Dava, 02/09/2015 tanzim tarihli … E takip nolu ödeme emrinin iptali ve borçlu olunmadığının tespiti talebine ilişkindir.
İş Mahkemesine hitaben yazılan dava dilekçesi ile 27/01/2017 tarihinde açılan dava, ….İş Mahkemesinin … esas sırasına kaydedilmiş, ….İş Mahkemesinin … esas sayılı dosyasında verilen görevsizlik kararı ile dosya ….İş Mahkemesine tevzi edilerek … esas sırasına kaydedilmiş, ….İş Mahkemesinin … esas sayılı dosyasında verilen görevsizlik kararının davalı kurum vekilince istinaf edilmesi üzerine İstanbul BAM 33.HD 07/12/2018 tarihli kararı ile davalının istinaf isteminin reddine karar verilmiş, 11/02/2019 tarihli ara karar ile kesinlik sınırı nedeniyle temyiz başvuru dilekçesinin reddine karar verilmiş, Yargıtay 21.HD 30/04/2019 tarihli kararı ile İstanbul BAM 33.HD’nin 11/02/2019 tarihli ek kararının onanmasına karar verilerek görevsizlik kararının kesinleşmiş, görevsizlik kararının kesinleşmesi ile dosya Mahkememizin 2019/333 esas sırasına kaydedilmiştir.
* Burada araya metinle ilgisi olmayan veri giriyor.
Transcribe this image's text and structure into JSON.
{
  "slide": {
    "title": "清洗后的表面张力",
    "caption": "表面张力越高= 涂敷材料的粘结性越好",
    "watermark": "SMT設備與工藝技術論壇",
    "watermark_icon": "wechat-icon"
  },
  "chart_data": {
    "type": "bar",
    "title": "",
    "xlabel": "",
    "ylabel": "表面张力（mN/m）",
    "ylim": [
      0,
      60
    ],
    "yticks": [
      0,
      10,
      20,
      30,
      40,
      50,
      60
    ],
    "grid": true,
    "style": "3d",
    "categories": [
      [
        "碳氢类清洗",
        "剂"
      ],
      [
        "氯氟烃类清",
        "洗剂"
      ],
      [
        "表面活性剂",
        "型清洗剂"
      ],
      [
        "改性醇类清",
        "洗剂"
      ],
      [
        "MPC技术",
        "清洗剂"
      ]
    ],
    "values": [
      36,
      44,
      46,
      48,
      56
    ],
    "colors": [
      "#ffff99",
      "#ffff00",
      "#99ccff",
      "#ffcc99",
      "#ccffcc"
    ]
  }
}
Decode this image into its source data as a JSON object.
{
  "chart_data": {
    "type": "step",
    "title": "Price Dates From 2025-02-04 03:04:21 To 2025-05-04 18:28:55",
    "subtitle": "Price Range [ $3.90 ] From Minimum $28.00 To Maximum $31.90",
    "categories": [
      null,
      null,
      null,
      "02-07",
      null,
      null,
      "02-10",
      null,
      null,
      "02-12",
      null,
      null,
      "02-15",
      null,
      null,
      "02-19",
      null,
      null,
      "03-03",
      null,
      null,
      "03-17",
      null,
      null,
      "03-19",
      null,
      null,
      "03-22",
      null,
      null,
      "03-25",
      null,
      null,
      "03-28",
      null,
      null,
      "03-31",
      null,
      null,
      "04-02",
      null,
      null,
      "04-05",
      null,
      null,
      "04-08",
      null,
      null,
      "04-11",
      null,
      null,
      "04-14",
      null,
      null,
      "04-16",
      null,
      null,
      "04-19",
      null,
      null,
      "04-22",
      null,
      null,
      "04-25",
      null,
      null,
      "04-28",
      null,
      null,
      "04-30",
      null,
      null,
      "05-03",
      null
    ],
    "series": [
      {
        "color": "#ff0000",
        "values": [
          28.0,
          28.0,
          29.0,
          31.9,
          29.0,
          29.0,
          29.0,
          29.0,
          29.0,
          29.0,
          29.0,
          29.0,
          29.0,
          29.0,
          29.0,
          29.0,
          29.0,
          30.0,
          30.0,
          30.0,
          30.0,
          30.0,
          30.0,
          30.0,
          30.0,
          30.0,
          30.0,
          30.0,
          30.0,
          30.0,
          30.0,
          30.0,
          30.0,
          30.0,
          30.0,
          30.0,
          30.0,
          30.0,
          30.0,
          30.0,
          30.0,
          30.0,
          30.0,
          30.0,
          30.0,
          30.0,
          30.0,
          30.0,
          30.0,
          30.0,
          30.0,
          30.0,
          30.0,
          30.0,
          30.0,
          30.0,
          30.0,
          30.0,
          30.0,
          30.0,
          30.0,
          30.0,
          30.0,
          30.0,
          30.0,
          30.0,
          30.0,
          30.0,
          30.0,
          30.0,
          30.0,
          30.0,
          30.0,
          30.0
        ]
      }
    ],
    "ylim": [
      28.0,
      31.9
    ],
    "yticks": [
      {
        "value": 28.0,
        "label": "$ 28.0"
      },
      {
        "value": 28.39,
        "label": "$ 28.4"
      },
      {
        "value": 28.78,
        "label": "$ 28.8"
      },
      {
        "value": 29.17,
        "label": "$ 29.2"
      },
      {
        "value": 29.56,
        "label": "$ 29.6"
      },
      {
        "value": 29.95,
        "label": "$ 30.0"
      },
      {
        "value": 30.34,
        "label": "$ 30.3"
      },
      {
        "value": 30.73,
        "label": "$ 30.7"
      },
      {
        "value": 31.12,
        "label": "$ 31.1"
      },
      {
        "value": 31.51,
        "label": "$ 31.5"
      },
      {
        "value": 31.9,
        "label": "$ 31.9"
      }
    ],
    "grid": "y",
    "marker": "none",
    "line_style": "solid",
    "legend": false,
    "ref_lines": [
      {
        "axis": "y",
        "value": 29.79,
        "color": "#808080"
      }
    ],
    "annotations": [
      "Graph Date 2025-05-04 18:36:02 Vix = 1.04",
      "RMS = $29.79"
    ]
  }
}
HMK. nun 166.(1) maddesi hükmü gereğince; “Aynı yargı çevresinde, aynı düzey ve sıfattaki hukuk mahkemelerinde açılmış davalar, aralarında bağlantı bulunması halinde, davanın her safhasında istek üzerine veya kendiliğinden mahkemece birleştirilebilir…
…(4) Davaların aynı veya birbirine benzer sebeplerden doğması yada biri hakkında verilecek hükmün diğerini etkileyecek nitelikte bulunması durumunda bağlantı var sayılır.”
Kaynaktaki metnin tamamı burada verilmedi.